FDA limits leucovorin to folate deficiency, not autism

Recent reporting says President Trump and Robert F. Kennedy Jr. touted leucovorin as a possible treatment for autism, and following the public push, outpatient prescriptions increased. However, the FDA later clarified the drug’s appropriate use: it approved leucovorin only for folate deficiency.

What happened

  • Leucovorin entered the policy and media spotlight as a potential autism-related intervention.
  • That attention was followed by a sharp rise in outpatient prescriptions.
  • The FDA then “walked it back” by restricting the drug’s approval to its established indication.

Why this matters

This sequence highlights a recurring public health challenge: when influential figures promote an unproven or off-label hypothesis, demand for the medication can surge quickly—creating risk that patients receive drugs for claims that are not supported by regulatory approval.

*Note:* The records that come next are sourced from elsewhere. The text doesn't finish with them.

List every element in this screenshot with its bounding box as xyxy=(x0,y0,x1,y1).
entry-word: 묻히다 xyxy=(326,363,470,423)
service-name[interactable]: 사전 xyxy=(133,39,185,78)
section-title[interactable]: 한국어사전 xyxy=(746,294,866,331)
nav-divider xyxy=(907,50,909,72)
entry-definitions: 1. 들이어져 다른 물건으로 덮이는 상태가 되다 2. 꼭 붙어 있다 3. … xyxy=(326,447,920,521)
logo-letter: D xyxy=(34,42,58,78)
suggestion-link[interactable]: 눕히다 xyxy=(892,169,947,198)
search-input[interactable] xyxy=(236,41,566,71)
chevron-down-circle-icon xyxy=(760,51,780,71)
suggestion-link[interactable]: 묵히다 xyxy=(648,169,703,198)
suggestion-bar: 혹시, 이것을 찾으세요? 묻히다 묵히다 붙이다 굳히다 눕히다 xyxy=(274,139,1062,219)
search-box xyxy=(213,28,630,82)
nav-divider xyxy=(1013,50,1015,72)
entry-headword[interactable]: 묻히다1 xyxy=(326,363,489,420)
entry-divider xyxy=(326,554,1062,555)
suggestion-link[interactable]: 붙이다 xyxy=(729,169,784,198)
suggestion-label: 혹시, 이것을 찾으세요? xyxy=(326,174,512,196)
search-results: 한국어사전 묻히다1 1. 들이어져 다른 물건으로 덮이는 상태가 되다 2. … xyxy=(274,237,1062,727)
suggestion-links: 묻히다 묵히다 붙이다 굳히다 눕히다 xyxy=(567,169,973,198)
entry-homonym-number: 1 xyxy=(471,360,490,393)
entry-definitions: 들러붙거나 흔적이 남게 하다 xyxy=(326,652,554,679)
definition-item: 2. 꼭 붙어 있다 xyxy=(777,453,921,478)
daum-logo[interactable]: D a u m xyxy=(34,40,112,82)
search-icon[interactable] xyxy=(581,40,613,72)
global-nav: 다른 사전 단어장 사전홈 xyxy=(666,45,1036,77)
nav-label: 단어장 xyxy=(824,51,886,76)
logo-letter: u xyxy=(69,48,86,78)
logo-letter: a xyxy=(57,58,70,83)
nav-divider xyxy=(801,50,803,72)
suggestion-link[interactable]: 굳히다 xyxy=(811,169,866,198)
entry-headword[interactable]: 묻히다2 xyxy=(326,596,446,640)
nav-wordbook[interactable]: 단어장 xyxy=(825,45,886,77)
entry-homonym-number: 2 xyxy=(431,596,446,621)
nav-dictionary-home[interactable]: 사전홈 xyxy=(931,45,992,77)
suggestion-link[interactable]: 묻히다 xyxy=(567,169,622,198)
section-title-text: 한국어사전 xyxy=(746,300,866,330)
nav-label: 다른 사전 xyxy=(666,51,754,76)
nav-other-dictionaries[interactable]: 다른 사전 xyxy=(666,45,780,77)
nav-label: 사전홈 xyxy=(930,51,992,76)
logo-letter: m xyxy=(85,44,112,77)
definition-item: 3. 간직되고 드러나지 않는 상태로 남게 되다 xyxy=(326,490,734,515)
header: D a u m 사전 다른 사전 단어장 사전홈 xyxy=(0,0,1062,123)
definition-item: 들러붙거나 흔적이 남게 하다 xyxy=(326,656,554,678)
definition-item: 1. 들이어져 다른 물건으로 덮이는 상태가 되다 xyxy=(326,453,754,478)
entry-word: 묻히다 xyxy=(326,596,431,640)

It also underscores the FDA’s role in separating marketing or advocacy from evidence-based indications. By reaffirming that leucovorin is approved for folate deficiency, regulators drew a line around what clinicians can prescribe with an indication supported by the agency.

The bottom line

Leucovorin may have legitimate medical use when folate deficiency is present, but it is not an FDA-approved autism treatment. Patients and families considering it should be cautious and rely on clinicians for evidence-based guidance rather than political messaging.